On Tuesday, June 27, 2023, the Autonomous Women's Center (AWC) held an online expert meeting on The needs and rights of minor children and other family members after femicide. That is the second expert meeting intended for women's civil society organizations within the Strong Resistance Movement of women human rights defenders for protecting women victims/survivors of gender-based violence and their children project, funded by the European Union. Forty-six representatives of women's organizations from the countries of the Western Balkans and the European Union attended the meeting.

The lecturers, Lili Ben Ami, an activist from Israel, and Titti Carrano, a lawyer from Italy, shared a set of experiences from these two countries related to laws, advocacy, professional guidance, judicial practice, and support services for recognizing the rights and needs of minor children and other family members after femicide.

Lili Ben AmiLili Ben Ami spoke from the perspective of an activist but also a victim - the sister of Michal Sela, who was killed by her husband in 2019. After her sister's murder, Ben Ami founded a foundation that bears Michal's name and dedicated it to the fight against domestic violence through innovation and modern technology. This organization changes public policies through advocacy and proposes systemic, sustainable solutions to support vulnerable women and children.
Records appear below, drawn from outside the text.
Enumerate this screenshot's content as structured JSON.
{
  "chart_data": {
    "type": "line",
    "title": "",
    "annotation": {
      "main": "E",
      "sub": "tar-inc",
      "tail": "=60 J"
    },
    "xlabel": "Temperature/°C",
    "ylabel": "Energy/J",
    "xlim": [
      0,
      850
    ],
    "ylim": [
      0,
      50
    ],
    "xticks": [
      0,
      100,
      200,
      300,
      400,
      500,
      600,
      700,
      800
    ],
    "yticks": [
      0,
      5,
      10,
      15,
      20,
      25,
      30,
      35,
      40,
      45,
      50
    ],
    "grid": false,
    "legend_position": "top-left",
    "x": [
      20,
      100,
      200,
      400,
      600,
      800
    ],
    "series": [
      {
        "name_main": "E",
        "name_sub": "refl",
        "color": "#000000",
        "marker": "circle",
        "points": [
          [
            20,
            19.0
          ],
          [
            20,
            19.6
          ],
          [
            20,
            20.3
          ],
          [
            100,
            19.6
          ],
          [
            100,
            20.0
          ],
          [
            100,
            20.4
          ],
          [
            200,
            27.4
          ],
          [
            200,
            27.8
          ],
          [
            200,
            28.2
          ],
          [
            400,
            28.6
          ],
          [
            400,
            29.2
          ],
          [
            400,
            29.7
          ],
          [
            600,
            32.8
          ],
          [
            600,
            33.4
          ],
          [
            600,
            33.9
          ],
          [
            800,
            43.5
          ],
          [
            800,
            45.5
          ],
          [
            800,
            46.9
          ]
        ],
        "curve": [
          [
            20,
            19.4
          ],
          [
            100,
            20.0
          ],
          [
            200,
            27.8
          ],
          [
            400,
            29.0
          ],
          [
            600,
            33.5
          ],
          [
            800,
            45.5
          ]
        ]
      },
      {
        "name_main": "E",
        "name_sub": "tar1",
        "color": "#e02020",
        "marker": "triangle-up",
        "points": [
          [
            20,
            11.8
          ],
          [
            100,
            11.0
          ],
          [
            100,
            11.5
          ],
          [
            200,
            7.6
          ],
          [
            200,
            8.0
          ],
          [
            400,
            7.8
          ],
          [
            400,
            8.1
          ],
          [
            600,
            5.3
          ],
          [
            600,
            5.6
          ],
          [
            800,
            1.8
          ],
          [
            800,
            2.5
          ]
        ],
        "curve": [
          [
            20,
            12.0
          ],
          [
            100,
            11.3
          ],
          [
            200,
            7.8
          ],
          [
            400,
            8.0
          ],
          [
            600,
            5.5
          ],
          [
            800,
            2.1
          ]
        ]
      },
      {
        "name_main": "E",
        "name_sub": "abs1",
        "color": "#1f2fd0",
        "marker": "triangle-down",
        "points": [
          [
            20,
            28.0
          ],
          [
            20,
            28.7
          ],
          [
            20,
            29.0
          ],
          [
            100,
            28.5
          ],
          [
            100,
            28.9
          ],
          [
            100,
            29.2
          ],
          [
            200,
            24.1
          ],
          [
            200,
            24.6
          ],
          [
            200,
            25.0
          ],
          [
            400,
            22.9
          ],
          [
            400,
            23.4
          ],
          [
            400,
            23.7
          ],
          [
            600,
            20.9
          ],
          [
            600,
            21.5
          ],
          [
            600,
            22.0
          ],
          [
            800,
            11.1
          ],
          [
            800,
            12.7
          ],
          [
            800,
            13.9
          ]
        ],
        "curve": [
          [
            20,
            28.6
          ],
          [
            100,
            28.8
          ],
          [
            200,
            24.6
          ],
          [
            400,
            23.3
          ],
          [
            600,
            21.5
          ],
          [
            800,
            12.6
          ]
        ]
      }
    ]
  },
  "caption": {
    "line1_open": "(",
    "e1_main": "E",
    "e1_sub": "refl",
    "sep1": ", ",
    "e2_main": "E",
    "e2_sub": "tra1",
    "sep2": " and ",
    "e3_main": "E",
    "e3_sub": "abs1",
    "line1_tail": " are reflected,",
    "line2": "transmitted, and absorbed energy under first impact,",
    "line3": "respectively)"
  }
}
Thanks to the advocacy of the Michal Sela Forum, Israel passed a revolutionary law that ensures the automatic loss of custody for any person accused of spousal murder, attempted spousal murder, or child rape.
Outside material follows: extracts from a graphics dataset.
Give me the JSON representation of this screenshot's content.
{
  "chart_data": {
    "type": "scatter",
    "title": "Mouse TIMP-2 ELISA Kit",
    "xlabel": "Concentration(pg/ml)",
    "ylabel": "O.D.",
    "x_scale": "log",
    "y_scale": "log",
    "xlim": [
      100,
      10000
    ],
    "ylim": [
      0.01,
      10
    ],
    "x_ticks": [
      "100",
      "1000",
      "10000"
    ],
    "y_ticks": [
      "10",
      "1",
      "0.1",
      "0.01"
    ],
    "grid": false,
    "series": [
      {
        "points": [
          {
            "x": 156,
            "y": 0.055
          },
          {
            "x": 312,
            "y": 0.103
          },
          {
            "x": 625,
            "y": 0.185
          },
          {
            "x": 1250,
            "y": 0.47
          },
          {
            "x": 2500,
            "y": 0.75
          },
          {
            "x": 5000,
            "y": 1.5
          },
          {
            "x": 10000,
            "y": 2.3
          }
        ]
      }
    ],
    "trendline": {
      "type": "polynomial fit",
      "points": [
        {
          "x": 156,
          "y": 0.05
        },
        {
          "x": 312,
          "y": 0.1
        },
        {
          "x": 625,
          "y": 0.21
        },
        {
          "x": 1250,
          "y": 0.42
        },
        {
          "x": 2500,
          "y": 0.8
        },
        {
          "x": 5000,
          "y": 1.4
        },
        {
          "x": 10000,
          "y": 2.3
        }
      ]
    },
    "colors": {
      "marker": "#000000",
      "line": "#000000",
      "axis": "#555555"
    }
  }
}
Titti CarranoTitti CarranoIn Italy, the family perspective prevents recognizing violence against women and children. Risk assessment is not carried out in court proceedings, even though the Istanbul Convention requires it, and gender stereotypes cultivated by individual judges undermine their impartiality in several ways, shared Titti Carrano, an expert from Italy. She pointed out that despite some reasonable legal solutions in Italy, there is still a tendency to prioritize preserving the father-child relationship, regardless of violence. The law that entered into force in Italy on February 16, 2018, contains provisions aimed at economically dependent minor and adult children of victims of homicide committed by a spouse (even if separated or divorced) or a partner (even if the relationship is terminated). The law, however, does not recognize the gender component when it comes to victims and perpetrators of crime.

The prevailing impression of the expert meeting participants is that the legislation in Serbia does not follow the needs of the femicide victims’ family members and that the laws in Israel and Italy take the child's welfare into account much more. Several female participants from the organizations supporting victims pointed out that they needed to hear how other countries have solved the custody problem. They would like the laws to allow them to more effectively help minor children and other family members of women killed by their partners.

The Autonomous Women's Center (AWC) will continue to address this topic and call on representatives of women's organizations, as well as the institutions of the Republic of Serbia, to appropriately recognize the needs of femicide victims' family members, especially their minor children, and to become more actively involved in solving the problems they face.